The Game of Valuations

“A 7-billion dollar company which is yet to make profits”, how strange does that sound at the first place?  A mere online book store in 2007 to a billion dollar company, little did the world know that the next Indian Alibaba was in the making. By now you might have guessed what I am talking about! “Yes its Flipkart”, the new sensation in the Indian e-commerce sector. 

Its way of handling logistics, its loss-leader strategy and its smart inventory management made it popular in no time. The Bansal duos from IIT-D indeed are doing a great job.  Flipkart is today considered to be valued between $5 billion to $7 Billion. In a span of 3 years there has been a drastic change in the whole equation, from $1 billion to $7 billion a 5x-7x growth in valuation. This is not just amazing it’s incredible!  The recent acquisition of Myntra and a rapid spree of funding -  Flipkart has certainly taken it to new levels. 

 Image Source - www.dazeinfo.com

 But as they say, the higher you go, the deadlier the consequences of a fall. The question today is, how long can a company survive on valuations alone?  No doubt that VC, PE funding is critical towards growth of a startup, but can overdoing it cause harm? It looks easy to see an entrepreneur in his early 20s with a smart idea and backing of capital funding becoming a millionaire in no time, but a sneak peek into historical data can be alarming. A research taken up by Shikhar Ghosh a lecturer at Harvard Business School says “about 75% of VC backed firms do not return investors”. 

But yes, we can be always optimistic and consider Flipkart to be in the other quarter (the rest 25%). Facebook was once considered as a business model which would never actually make money, but is now known to be among one of the greatest companies in the world. Founded in 2004, Facebook did not really have a proper revenue model in place for quite some time, but investors were pretty hopeful and did pour in a lot of money and faith into the business. It saw  profits in early 2008, four long years after being founded. Flipkart - the King of Indian dot com ventures - apparently is growing at a similar pace.
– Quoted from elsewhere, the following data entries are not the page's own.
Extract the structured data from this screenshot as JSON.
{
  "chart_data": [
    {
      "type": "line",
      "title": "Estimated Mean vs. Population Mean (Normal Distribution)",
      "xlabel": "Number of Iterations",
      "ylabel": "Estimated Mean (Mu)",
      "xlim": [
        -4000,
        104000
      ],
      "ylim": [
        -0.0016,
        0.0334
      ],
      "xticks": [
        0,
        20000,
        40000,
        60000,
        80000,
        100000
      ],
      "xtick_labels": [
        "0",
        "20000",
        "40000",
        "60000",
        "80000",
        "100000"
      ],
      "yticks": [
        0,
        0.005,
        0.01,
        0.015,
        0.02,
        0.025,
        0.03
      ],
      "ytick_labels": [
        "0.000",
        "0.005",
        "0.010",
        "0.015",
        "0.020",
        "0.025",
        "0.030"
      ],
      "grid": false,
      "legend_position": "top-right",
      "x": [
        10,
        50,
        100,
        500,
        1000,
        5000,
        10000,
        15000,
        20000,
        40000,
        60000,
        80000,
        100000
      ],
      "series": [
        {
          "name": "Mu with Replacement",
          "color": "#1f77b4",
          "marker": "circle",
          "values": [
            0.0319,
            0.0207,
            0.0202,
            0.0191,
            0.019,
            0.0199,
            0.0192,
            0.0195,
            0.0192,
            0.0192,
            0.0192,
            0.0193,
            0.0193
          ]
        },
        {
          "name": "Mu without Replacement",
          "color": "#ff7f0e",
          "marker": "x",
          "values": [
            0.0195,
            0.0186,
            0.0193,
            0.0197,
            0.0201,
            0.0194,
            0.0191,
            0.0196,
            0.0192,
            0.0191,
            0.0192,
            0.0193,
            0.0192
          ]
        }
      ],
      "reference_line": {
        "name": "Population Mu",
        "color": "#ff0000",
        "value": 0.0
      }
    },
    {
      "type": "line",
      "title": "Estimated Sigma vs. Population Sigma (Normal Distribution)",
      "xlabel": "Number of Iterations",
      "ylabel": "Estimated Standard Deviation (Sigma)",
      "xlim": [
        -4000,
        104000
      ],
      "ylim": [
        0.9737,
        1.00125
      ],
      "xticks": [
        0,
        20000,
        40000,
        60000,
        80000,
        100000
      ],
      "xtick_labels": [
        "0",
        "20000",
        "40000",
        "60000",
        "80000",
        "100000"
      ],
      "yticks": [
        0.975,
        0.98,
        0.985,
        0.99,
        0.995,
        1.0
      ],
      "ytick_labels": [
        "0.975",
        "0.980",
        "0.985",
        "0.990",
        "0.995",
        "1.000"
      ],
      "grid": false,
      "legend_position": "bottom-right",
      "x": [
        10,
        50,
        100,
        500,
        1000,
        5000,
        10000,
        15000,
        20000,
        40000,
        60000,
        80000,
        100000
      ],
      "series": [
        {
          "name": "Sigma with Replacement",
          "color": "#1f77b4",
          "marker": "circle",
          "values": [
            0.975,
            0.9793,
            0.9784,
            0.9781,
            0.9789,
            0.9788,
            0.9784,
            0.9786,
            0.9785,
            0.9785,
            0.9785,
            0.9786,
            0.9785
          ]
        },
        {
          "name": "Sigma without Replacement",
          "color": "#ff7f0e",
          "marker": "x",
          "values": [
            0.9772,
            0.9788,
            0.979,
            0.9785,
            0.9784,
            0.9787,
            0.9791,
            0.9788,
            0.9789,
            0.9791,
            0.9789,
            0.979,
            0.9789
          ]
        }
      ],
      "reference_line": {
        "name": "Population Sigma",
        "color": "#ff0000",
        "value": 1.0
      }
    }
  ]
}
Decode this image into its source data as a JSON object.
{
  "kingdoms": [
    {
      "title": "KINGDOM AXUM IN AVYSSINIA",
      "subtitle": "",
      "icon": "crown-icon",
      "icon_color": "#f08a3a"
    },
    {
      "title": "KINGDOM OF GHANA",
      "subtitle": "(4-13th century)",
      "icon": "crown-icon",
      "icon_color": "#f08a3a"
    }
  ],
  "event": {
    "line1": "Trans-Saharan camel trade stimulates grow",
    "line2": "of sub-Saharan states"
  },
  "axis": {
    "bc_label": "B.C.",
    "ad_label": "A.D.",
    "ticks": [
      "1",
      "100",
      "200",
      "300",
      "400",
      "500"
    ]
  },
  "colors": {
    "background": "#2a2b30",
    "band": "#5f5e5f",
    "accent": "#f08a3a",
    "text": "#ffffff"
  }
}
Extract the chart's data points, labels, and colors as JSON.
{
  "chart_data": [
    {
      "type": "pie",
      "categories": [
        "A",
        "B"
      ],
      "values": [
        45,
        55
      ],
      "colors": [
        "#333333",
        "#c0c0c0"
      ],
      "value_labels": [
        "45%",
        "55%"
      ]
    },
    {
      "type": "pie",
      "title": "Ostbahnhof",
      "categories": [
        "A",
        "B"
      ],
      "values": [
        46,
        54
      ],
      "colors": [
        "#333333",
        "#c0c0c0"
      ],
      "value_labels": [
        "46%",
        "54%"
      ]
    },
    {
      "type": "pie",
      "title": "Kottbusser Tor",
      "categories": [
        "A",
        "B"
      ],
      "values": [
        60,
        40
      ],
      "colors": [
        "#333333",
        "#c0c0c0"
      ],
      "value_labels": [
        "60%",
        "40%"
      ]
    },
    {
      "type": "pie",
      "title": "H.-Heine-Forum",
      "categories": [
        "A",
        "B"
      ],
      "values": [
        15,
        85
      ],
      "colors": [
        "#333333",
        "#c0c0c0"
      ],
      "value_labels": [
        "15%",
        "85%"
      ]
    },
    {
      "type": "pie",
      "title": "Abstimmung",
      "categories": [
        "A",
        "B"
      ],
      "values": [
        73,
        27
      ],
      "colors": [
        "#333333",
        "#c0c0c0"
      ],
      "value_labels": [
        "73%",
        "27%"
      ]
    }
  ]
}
Interestingly, some of the investors like Tiger Global, Naspers, and ICONIQ who invested in Facebook are also investors in Flipkart, clearly proving that investors are pretty hopeful about Flipkart being the next revolution in Indian or perhaps world e-commerce space.

Funding can be like runways, its important for startups to have a long runway.  It’s quite evident that startups do run without any earnings for the first few years of  establishment and this is when funding provides a runway to cover these firms, by providing capital to make the right investments in Infrastructure and Human Resource.  Having said that, profits too are a very crucial part of any business,  something that cannot be ignored for long. It’s a fact that today many Indian startups are surviving on Valuations alone. Flipkart might already seem to be “Too big to fail” but then thats what the Lehman’s were known for as well.